La télécommande au service de l'acte d'achat


Aujourd'hui, le numérique permet de passer à l'étape suivante : l'interactivité à partir de la télécommande. Plus besoin de décrocher son téléphone pour commander l'objet convoité. Une simple pression sur la touche OK de la télécommande suffit à déclencher l'acte d'achat. La technologie Open TV, utilisée par Téléshopping, consiste en un modem intégré au décodeur qui envoie le numéro de carte bancaire, préalablement rentrée dans le décodeur, au serveur de SG2. Celui-ci fait les vérifications auprès de la banque de l'abonné TPS et autorise la transaction.

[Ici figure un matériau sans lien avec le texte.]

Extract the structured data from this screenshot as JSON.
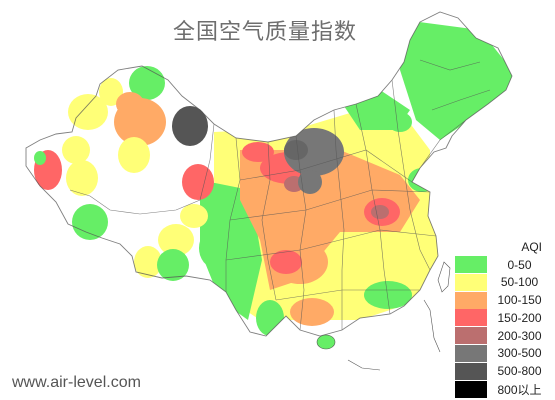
{
  "map": {
    "title": "全国空气质量指数",
    "watermark": "www.air-level.com",
    "legend": {
      "title": "AQI",
      "items": [
        {
          "label": "0-50",
          "color": "#66ee66"
        },
        {
          "label": "50-100",
          "color": "#ffff77"
        },
        {
          "label": "100-150",
          "color": "#ffaa66"
        },
        {
          "label": "150-200",
          "color": "#ff6666"
        },
        {
          "label": "200-300",
          "color": "#bb6f6f"
        },
        {
          "label": "300-500",
          "color": "#777777"
        },
        {
          "label": "500-800",
          "color": "#555555"
        },
        {
          "label": "800以上",
          "color": "#000000"
        }
      ]
    }
  }
}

Seule réserve pour l'instant : l'adresse de l'acheteur est celle de l'abonné. Si quelqu'un commande un produit à partir du poste d'un ami, c'est celui-ci qui recevra la commande. «Le numérique sera la révolution de 1998 ! Le plus de l'interactivité, c'est que l'on conserve l'efficacité de l'impulsion, tout effort est supprimé», s'enthousiasme Eric Mathez. Marie-Christine Lepany, directrice des études et du développement de Carat Multimédia (département médias interactifs de Carat Expert) estime que «les annonceurs ont un gros besoin de se constituer des bases de données et la télévision est un moyen formidable de se créer des contacts qualifiés». Déjà, Renault avec Kangoo, et Lego ont testé cette nouvelle manière d'acheter via le poste de télévision sur TPS, tandis qu'Audi testait les prises de rendez-vous sur CanalSatellite.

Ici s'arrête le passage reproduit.